As you collect the right data? SAS analytics programs collect data from different sources, but clients are looking to fulfil specific objectives, and they need the most relevant data to make it happen. For example, a major retailer wants to see how customers interact with their conversion funnel. Some of us would collect behavioural data to inform clients about the click and conversion rate. But what about missed opportunities? For example, what were customers looking for, but didn’t get? What were the prices that were originally quoted? All this and more can be captured through experiential data. As analysts, our data analytics strategy should always be to deliver the complete picture to our clients.
From collecting raw data for processing to producing comprehensible reports for clients to understand, SAS analysts have so many responsibilities. Hence, we need to make sure that we are using the most efficient processes to complete our work on time. Even the smallest misstep can make a huge difference in our daily work. Sticking with the example of marketing, tagging (the practice of implementing a piece of code into a page’s source, to analytics tools to connect to the server) is a fairly time-consuming process because developers have to create, test and deploy tags. The slowness in the process is further undermined by the fact that the tags need to be redeployed to accommodate website changes. As you can imagine, tagging affects our work processes by undermining speed and productivity. Reexamining these processes and seeking out alternatives will not only make our work easier but will also benefit the clients as well because we can deliver services more efficiently.
Certain industries have developed several channels to measure how customers use their services, for example, marketing and banking. But is data still operating in silos? If so, then the value of the data is completely undermined by its isolated use. Data generates the most value for organisations when it synthesises with other information from different sources to give a complete business picture. Naturally, performing such a task is not easy. However, SAS analytics products are designed to integrate data from different sources, which makes the process easier. An excellent example is SAS 360 Intelligence, which is designed to give marketers a comprehensive view of customer actions.
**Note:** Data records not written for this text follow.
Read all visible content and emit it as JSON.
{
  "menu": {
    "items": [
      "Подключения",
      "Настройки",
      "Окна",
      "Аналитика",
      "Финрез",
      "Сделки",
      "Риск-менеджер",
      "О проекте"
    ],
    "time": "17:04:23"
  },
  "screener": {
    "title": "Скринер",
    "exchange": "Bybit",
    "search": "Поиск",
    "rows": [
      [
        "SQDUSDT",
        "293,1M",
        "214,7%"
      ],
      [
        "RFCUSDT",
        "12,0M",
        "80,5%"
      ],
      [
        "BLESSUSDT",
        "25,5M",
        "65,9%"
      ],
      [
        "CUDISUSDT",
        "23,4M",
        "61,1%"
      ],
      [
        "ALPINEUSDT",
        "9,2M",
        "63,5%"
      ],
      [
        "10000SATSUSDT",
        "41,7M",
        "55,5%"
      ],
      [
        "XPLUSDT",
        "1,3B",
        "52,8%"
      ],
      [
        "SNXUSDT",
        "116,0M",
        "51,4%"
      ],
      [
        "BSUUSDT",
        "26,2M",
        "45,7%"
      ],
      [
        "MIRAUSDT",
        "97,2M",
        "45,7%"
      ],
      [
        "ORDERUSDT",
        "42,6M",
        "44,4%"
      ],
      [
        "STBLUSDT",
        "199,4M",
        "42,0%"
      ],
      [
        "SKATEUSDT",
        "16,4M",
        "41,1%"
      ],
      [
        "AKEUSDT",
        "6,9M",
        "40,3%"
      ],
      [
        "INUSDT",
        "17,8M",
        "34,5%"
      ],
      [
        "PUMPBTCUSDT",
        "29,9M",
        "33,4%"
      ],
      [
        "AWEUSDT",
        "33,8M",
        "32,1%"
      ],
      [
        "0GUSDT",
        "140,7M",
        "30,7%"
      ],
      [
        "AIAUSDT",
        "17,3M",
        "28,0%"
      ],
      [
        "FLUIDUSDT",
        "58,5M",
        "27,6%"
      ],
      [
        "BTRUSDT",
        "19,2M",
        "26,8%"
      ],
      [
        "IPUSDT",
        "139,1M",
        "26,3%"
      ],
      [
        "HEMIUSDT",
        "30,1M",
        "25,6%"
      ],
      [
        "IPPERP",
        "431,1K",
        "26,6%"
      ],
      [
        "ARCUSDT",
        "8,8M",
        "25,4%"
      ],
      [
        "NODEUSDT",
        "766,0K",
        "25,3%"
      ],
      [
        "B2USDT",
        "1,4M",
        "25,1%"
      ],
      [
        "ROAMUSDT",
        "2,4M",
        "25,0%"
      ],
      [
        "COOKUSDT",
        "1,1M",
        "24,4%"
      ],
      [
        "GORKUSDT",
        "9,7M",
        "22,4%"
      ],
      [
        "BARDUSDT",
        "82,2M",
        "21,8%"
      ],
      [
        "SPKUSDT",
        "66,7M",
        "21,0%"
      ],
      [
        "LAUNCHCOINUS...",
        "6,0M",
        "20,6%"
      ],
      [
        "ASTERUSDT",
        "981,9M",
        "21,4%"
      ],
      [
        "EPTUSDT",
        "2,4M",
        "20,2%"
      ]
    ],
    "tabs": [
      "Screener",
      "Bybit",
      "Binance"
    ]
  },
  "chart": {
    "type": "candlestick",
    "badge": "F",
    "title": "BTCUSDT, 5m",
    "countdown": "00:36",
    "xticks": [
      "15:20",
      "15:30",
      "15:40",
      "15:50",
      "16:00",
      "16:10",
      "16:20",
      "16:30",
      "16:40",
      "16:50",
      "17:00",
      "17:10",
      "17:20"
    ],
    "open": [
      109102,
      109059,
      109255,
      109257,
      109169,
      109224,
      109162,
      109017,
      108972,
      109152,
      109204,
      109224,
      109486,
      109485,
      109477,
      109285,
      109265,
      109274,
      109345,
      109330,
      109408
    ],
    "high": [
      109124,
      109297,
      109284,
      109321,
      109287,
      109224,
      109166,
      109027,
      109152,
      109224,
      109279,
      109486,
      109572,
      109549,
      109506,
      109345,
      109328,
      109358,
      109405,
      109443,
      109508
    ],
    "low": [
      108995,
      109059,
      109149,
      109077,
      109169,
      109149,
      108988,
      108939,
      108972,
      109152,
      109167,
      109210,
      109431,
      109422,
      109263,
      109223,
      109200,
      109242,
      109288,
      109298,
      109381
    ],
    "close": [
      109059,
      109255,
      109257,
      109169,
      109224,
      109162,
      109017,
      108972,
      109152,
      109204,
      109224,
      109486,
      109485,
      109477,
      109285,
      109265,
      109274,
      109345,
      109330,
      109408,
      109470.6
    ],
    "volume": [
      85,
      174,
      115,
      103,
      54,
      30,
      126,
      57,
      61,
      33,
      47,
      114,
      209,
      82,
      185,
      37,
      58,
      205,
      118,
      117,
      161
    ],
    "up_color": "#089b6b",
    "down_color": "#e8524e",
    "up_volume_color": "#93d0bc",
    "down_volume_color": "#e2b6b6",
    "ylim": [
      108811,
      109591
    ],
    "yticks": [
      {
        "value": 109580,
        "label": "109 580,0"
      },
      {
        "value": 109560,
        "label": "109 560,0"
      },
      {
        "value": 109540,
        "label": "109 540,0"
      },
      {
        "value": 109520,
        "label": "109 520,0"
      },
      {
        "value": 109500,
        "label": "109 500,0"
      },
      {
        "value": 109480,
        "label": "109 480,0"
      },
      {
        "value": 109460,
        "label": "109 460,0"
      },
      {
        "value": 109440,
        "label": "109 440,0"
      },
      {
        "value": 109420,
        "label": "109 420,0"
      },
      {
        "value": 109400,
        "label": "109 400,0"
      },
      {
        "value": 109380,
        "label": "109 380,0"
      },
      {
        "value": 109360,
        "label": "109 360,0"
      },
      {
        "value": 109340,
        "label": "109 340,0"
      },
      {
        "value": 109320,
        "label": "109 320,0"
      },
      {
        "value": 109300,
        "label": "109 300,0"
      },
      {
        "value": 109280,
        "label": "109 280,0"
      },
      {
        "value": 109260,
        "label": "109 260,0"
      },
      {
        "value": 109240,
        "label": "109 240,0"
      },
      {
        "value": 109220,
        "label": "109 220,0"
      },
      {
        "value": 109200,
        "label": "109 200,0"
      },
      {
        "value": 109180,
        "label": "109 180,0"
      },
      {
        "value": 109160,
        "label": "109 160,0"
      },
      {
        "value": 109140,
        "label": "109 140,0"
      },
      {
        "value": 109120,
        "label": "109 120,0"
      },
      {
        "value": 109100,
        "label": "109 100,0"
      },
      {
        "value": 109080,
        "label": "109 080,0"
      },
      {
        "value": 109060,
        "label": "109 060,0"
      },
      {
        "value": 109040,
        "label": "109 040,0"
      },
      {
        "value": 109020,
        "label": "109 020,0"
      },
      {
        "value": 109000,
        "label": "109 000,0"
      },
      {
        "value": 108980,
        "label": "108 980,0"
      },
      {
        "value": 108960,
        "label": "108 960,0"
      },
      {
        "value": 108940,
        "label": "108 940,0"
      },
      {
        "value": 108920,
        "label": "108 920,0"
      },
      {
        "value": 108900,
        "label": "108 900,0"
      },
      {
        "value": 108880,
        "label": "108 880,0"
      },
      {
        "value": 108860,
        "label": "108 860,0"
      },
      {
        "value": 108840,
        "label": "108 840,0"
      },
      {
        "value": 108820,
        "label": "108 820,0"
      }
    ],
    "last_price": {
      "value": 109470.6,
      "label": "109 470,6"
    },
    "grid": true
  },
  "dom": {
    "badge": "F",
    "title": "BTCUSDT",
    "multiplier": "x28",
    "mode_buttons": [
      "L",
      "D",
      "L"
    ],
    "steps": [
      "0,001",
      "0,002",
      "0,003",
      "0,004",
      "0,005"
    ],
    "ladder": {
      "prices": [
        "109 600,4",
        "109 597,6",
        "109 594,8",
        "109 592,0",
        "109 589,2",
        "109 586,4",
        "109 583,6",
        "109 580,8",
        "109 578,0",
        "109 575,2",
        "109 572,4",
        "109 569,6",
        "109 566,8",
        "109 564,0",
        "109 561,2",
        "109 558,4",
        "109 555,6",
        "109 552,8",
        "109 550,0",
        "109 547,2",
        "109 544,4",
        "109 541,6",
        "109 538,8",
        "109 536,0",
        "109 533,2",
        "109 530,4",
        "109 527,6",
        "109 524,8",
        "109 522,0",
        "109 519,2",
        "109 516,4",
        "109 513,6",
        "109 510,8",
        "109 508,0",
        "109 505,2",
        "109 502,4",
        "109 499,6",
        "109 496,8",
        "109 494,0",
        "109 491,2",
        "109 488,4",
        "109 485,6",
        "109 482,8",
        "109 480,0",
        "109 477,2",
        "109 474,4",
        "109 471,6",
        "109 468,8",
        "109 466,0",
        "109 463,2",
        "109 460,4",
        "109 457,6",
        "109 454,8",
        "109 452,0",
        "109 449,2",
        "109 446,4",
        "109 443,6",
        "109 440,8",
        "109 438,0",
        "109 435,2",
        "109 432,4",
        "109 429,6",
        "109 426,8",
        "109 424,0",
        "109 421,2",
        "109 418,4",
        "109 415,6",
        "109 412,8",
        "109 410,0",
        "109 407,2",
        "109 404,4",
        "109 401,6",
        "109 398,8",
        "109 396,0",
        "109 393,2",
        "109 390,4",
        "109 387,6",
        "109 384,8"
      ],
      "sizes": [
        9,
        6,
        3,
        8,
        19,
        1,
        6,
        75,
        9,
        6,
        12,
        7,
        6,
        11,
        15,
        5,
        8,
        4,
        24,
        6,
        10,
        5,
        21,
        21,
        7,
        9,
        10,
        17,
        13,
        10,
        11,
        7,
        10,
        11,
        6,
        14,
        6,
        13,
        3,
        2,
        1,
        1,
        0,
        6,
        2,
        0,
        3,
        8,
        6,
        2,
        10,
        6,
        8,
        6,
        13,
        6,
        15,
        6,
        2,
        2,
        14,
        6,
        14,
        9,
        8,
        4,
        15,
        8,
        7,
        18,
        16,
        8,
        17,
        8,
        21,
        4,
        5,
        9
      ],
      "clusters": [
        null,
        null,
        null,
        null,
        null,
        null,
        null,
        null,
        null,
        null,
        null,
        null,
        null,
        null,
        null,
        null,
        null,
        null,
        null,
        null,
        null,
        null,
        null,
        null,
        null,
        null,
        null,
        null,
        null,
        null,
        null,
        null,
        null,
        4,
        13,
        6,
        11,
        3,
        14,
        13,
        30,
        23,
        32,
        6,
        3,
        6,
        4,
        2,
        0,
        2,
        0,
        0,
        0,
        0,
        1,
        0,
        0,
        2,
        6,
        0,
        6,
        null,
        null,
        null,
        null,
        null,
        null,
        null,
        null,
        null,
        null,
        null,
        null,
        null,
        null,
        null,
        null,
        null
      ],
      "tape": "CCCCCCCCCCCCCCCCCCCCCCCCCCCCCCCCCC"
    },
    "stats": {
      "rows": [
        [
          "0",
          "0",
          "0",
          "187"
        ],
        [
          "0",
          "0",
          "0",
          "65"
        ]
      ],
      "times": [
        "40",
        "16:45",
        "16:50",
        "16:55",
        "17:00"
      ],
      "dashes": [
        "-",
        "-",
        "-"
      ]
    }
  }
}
Having your finger on the pulse of the industry is one of the most important duties a data analyst has. The industry is always changing with new technologies used to improve what analytics can do. In the past, analytics could only describe what is happening, but now it can even predict the future in the form of predictive analytics. AI is expected to change analytics even further thanks to machine learning and natural language processing, which will allow the tech to make decisions without the need for human input. As you can imagine, this will transform how professionals operate.
SAS consultants should always examine their data analysis strategy to make sure they are providing services with the most value possible. Adjusting a strategy includes changing practices or adopting the latest technology to meet client demands. Sometimes, changing practices and incorporating technology is the same, as is the case with on-demand analytics services. On-demand services are made possible thanks to cloud technology and customer interest in analytics services, as and when they need it. On-demand consulting allows consultants, like ours, to provide data analytics services to companies in different parts of the world, making analytics more accessible and convenient than ever before.